An ingenious couple living outside Stockholm decided to harness the power of the sun, but they didn’t install solar panels. Instead, Marie Granmar and Charles Sacilotto wrapped their house in a greenhouse to save money on heating and help keep the long Scandinavian winters at bay.
The idea was inspired by architect Bengt Warne, who designed the first home within a greenhouse, called a Naturhus (Nature House), in 1974.
The 4-millimeter safety glass that encompasses the converted summer house not only keeps the elements at bay, but it helps insulate and heat the home.

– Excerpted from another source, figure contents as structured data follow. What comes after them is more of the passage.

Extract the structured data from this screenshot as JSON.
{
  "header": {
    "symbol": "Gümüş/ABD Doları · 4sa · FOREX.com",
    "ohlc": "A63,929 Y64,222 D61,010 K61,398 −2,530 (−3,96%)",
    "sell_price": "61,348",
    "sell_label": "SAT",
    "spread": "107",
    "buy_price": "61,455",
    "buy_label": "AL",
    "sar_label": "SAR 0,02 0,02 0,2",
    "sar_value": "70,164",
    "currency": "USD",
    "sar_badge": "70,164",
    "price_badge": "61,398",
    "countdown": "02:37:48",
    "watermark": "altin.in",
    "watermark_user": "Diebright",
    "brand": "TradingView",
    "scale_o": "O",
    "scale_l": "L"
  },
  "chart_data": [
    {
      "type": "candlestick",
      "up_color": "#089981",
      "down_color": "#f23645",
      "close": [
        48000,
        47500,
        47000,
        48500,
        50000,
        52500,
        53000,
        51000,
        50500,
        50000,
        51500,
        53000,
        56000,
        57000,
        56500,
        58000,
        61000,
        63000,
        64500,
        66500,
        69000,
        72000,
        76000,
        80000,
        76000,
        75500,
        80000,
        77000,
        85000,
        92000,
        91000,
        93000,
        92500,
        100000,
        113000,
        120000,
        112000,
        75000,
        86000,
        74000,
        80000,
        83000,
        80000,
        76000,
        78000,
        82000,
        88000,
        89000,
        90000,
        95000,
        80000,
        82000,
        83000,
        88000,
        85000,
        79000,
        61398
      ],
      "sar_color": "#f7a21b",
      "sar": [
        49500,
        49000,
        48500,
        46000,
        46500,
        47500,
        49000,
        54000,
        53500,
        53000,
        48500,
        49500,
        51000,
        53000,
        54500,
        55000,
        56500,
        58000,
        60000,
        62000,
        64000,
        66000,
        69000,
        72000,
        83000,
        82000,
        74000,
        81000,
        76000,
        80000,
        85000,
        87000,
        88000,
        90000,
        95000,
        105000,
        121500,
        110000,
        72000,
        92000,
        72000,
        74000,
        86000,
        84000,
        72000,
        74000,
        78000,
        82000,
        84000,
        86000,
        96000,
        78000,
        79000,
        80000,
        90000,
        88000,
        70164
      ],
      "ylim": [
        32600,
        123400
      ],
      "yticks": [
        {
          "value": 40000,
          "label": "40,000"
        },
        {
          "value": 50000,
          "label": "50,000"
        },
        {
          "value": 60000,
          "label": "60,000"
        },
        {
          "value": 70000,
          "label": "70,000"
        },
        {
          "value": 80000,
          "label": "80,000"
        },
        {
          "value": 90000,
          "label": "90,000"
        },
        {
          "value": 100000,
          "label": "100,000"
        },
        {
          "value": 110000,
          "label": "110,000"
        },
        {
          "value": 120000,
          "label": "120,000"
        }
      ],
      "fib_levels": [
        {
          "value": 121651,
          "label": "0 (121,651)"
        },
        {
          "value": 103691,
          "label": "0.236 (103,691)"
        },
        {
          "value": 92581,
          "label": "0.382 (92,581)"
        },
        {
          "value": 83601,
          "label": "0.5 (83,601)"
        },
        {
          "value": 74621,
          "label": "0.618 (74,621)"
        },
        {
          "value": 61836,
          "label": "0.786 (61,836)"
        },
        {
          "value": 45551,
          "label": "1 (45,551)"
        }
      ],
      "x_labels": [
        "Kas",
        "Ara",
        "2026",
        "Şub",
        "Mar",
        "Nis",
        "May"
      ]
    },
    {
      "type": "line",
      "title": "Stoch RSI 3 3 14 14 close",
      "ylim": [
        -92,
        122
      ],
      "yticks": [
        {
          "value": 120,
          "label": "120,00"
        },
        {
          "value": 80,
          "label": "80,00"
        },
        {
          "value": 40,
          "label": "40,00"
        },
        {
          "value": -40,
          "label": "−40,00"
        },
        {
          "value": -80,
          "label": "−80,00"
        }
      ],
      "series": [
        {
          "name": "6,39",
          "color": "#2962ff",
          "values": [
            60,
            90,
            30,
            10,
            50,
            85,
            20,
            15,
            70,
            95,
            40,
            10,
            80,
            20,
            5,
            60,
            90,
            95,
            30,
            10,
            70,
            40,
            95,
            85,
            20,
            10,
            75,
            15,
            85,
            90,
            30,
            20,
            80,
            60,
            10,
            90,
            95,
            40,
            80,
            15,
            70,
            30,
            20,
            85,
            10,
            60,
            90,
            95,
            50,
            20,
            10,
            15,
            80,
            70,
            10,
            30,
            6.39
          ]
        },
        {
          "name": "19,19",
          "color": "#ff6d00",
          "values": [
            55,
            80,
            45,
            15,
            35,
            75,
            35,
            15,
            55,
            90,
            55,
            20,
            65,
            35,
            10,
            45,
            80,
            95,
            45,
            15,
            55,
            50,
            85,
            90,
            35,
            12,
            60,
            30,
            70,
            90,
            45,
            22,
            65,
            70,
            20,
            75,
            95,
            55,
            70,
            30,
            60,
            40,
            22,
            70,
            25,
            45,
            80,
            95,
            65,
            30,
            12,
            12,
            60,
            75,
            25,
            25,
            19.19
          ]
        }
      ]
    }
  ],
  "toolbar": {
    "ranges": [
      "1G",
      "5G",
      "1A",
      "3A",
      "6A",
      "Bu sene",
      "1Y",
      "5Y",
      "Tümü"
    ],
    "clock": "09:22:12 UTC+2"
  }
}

According to Sacilotto, “At the end of January it can be -2°C [a nippy 28 Fahrenheit] outside and it can be 15 to 20°C [58 to 68 Fahrenheit] upstairs.”
Besides the added warmth, the greenhouse has provided other benefits. The couple has been able to increase their living space — since they no longer need a steeply pitched roof, they’ve converted it into an “outdoor” terrace.
They’re also able to grow fruits and vegetables that normally wouldn’t survive the winter.
And the entire addition cost them only about $10,000 to complete.
The couple saved enough money using solar energy that they were able to redo the exterior of the house, and because their home doesn’t come in contact with wind or rain, they treated the new wood façade with only linseed oil, instead of heavy-duty weatherproofing.
It still requires some getting used to, however.
“This is not a house where you get perfect climatization all year round,” Granmar admits.
In fact, when temperatures drop below freezing, they do have to rely on heating systems, but overall the design can help reduce energy bills by as much as 50 percent.